No, I’m not encouraging alcohol consumption — especially not while working — but there is certainly some truth to Hemingway’s words.
If you take away the getting drunk part, Hemingway was basically saying write with abandon and bang out a first draft before taking a break. Then edit your work the next day with a clear head and fresh eyes.
Because it’s during the process of editing that the magic really happens.
Let’s take a closer look at how and why.
A first draft is just a draft
A good writer hones their craft over years and decades of work.

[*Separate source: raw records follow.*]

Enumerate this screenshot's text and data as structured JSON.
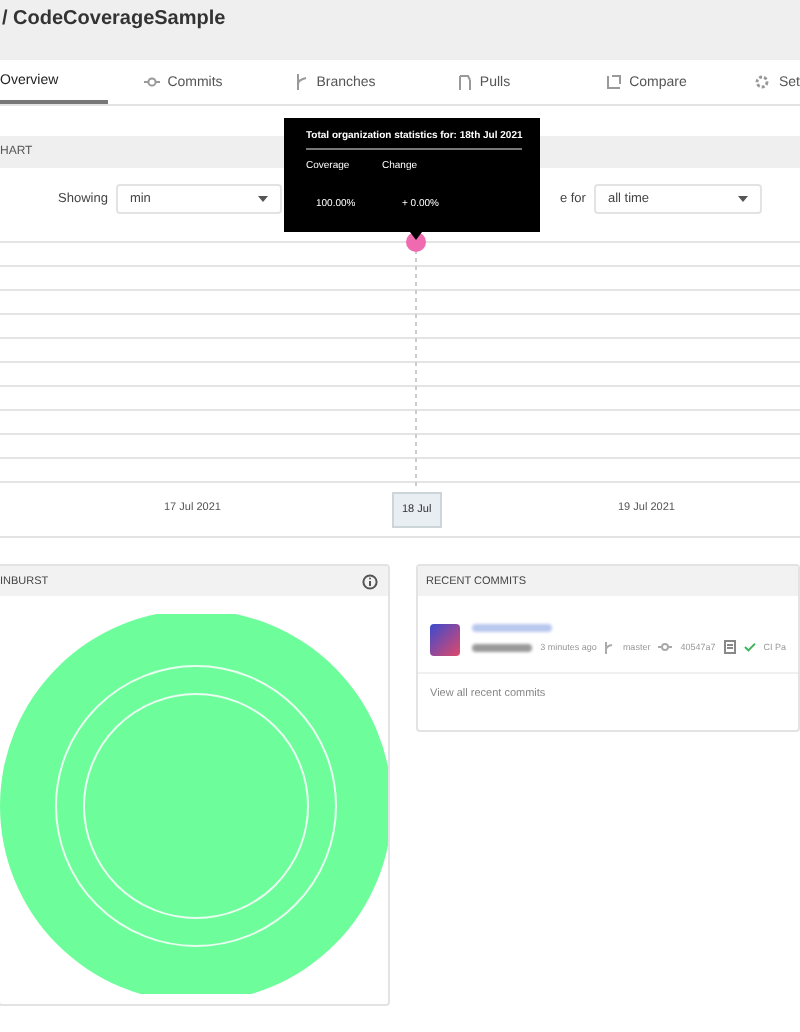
{
  "header": {
    "title": "/ CodeCoverageSample"
  },
  "tabs": [
    {
      "label": "Overview",
      "selected": true
    },
    {
      "label": "Commits",
      "selected": false
    },
    {
      "label": "Branches",
      "selected": false
    },
    {
      "label": "Pulls",
      "selected": false
    },
    {
      "label": "Compare",
      "selected": false
    },
    {
      "label": "Set",
      "selected": false
    }
  ],
  "chart_section": {
    "title": "HART",
    "showing_label": "Showing",
    "showing_value": "min",
    "range_label": "e for",
    "range_value": "all time",
    "tooltip": {
      "title": "Total organization statistics for: 18th Jul 2021",
      "columns": [
        "Coverage",
        "Change"
      ],
      "values": [
        "100.00%",
        "+ 0.00%"
      ]
    },
    "x_labels": [
      {
        "text": "17 Jul 2021",
        "selected": false
      },
      {
        "text": "18 Jul",
        "selected": true
      },
      {
        "text": "19 Jul 2021",
        "selected": false
      }
    ]
  },
  "sunburst": {
    "title": "INBURST"
  },
  "recent_commits": {
    "title": "RECENT COMMITS",
    "commits": [
      {
        "time": "3 minutes ago",
        "branch": "master",
        "sha": "40547a7",
        "status": "CI Pa"
      }
    ],
    "footer_link": "View all recent commits"
  }
}
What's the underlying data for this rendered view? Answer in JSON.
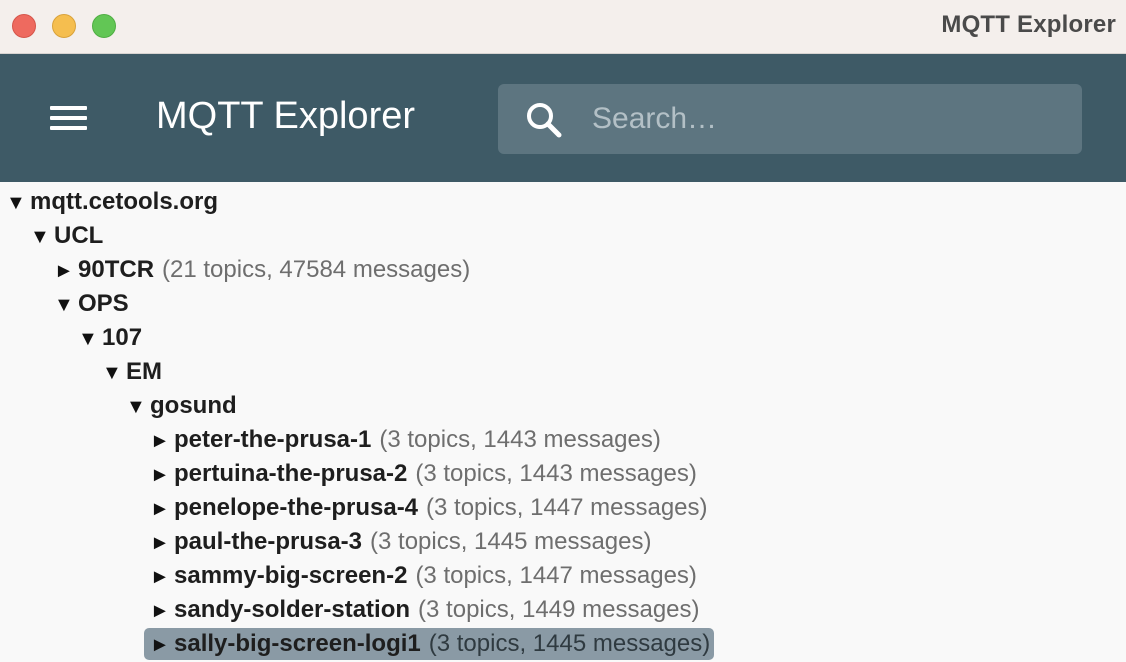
{
  "window": {
    "title": "MQTT Explorer"
  },
  "appbar": {
    "title": "MQTT Explorer",
    "search_placeholder": "Search…"
  },
  "tree": [
    {
      "label": "mqtt.cetools.org",
      "meta": "",
      "expanded": true,
      "selected": false
    },
    {
      "label": "UCL",
      "meta": "",
      "expanded": true,
      "selected": false
    },
    {
      "label": "90TCR",
      "meta": "(21 topics, 47584 messages)",
      "expanded": false,
      "selected": false
    },
    {
      "label": "OPS",
      "meta": "",
      "expanded": true,
      "selected": false
    },
    {
      "label": "107",
      "meta": "",
      "expanded": true,
      "selected": false
    },
    {
      "label": "EM",
      "meta": "",
      "expanded": true,
      "selected": false
    },
    {
      "label": "gosund",
      "meta": "",
      "expanded": true,
      "selected": false
    },
    {
      "label": "peter-the-prusa-1",
      "meta": "(3 topics, 1443 messages)",
      "expanded": false,
      "selected": false
    },
    {
      "label": "pertuina-the-prusa-2",
      "meta": "(3 topics, 1443 messages)",
      "expanded": false,
      "selected": false
    },
    {
      "label": "penelope-the-prusa-4",
      "meta": "(3 topics, 1447 messages)",
      "expanded": false,
      "selected": false
    },
    {
      "label": "paul-the-prusa-3",
      "meta": "(3 topics, 1445 messages)",
      "expanded": false,
      "selected": false
    },
    {
      "label": "sammy-big-screen-2",
      "meta": "(3 topics, 1447 messages)",
      "expanded": false,
      "selected": false
    },
    {
      "label": "sandy-solder-station",
      "meta": "(3 topics, 1449 messages)",
      "expanded": false,
      "selected": false
    },
    {
      "label": "sally-big-screen-logi1",
      "meta": "(3 topics, 1445 messages)",
      "expanded": false,
      "selected": true
    }
  ],
  "icons": {
    "expanded": "▼",
    "collapsed": "►"
  },
  "colors": {
    "appbar": "#3e5a66",
    "selection": "#8a9aa5"
  }
}
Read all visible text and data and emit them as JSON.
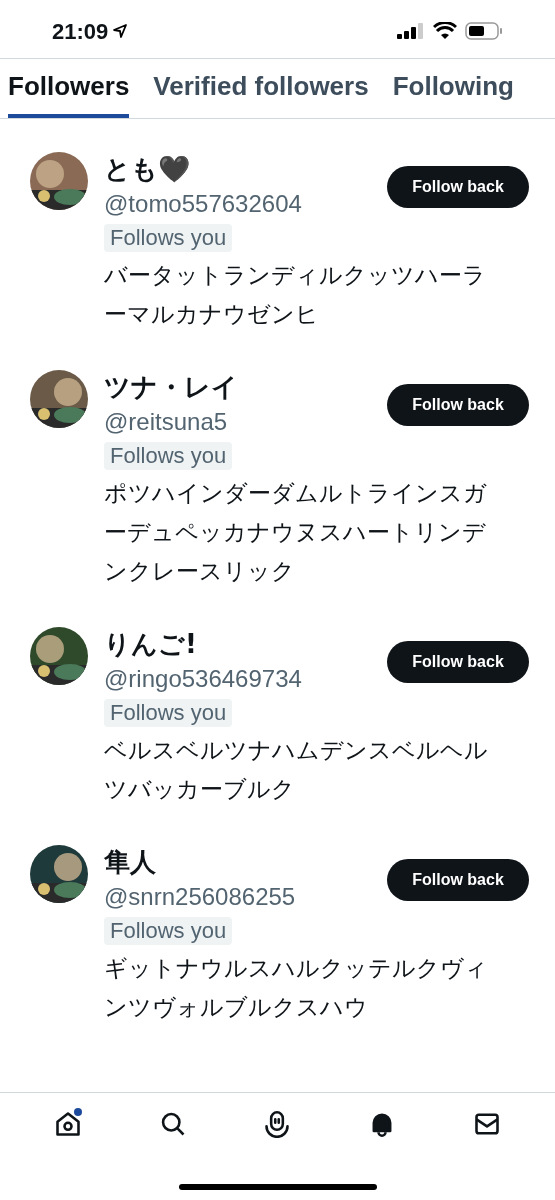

But even a good writer can still produce a shitty first draft.
This means whether writing a website page, a tagline or an article, there is a high chance that the final version will not read like the first attempt.
At the very least, the copy will need to be tidied up and refined before it can be published or handed over to the client. In some cases, it might even have to be completely rewritten.
The important thing to remember is that it is just a first draft, so there is still plenty of time to create something better.
Review and rewrite
When editing, an obvious place to start is with spelling and grammar. But there are other elements to look out for too, such as:
- Is there an overuse of jargon?
- Could some words be replaced with simpler alternatives?
- How is the tone of voice?
- Does it meet the brief?
- And finally, does it actually make sense?
Try asking yourself these questions when sitting down to edit your work. It will make a huge difference to the final version.
If something in the draft really isn’t working, just cut it.
Don’t hold back. Be brutal and hit the delete key.
Instead, focus on what does work and expand on that.
Before you know it, you will have a pared back piece of writing — or what will lovingly become known as version two.